Changes in health care use
When we examine variables that can explain changes in GP health care use, we can see that changes in mental and physical status largely explain the variation in the change (adj. R2 = 0.535), with an improvement in health status being associated with a decrease in health care use. When we add the socio-demographic characteristics to the model, age and ethnicity turn out to be the only predictors of change in health care use, with the Moroccan group and the elderly showing a larger propensity to increase their health care use.
Data on self-reported health care use among Dutch patients are not available for 2005, but registration data show that the yearly average of GP contacts among Dutch patients increased by 8,4% between 2001 and 2005, which is less than the increase reported by Moroccan respondents .

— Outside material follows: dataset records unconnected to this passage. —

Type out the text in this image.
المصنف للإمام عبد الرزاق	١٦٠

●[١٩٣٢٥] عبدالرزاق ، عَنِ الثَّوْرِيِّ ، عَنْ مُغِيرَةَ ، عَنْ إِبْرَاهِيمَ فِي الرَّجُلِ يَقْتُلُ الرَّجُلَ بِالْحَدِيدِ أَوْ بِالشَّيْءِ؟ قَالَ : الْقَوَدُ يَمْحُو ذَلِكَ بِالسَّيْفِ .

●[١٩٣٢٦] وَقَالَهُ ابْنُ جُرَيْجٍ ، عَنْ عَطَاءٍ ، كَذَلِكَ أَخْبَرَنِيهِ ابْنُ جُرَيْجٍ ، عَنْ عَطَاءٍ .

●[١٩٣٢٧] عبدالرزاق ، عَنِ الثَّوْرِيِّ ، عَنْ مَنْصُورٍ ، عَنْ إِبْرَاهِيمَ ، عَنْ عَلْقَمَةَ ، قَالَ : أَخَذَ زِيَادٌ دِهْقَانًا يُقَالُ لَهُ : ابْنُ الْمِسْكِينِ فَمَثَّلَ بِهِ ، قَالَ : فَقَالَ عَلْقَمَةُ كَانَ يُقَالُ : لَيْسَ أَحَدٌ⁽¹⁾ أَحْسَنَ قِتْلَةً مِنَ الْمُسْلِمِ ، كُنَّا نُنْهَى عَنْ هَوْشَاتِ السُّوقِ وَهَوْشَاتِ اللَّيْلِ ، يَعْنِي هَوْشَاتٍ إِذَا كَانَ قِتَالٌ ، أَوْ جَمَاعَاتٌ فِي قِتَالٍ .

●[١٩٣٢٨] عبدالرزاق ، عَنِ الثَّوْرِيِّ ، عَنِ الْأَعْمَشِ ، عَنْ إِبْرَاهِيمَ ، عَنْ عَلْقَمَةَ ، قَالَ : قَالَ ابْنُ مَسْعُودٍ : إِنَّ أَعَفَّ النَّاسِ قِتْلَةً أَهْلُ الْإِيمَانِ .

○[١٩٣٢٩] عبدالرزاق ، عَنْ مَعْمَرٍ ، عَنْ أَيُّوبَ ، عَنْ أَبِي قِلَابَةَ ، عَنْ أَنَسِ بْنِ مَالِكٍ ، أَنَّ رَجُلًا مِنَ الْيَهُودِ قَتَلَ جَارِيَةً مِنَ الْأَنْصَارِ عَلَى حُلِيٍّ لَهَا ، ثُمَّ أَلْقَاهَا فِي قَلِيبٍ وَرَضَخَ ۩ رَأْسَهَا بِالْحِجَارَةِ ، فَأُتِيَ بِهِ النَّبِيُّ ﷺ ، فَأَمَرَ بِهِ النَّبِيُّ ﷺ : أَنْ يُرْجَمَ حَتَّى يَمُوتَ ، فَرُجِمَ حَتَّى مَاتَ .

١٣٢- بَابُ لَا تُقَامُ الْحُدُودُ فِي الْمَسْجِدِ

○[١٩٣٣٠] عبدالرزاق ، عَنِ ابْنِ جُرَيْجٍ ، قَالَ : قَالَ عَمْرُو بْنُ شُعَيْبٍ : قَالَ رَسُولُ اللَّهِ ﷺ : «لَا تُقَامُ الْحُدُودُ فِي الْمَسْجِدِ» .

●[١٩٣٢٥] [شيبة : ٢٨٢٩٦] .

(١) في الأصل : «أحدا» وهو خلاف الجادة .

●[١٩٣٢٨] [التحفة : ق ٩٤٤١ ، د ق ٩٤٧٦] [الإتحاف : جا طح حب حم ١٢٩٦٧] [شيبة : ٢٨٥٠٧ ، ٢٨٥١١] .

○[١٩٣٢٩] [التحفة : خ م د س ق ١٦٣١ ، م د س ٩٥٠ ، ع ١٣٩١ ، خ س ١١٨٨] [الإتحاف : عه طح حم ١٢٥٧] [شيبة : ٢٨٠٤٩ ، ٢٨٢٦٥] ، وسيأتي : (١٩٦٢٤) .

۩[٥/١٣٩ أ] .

A step we consider interesting at this point would be to look at the perception of the quality of GP care and its change over time and to examine if, and how far it could explain differences between both groups in changes in GP consultation. We could hypothesize that patients who are less satisfied about the quality of GP care would call less often upon their GP, especially if their physical health (vs. mental health) is not at stake. Likewise, changes in use of alternative health care, such as ethnic medicine or health care in the country of origin could possibly play a role in such a development. Our data show that Turkish and Moroccan groups do not differ significantly in their use of health care in the country of origin, but that they use health care in the country of origin considerably, i.e. 12, 7% of the Moroccan and 16, 9% of the Turkish made use of some kind of health care in their country of origin in the past year, 2001. Unfortunately, we do not have this information for 2005, which makes investigating changes impossible. This forms another point on the research agenda, in addition to the possible influence of perceived discrimination.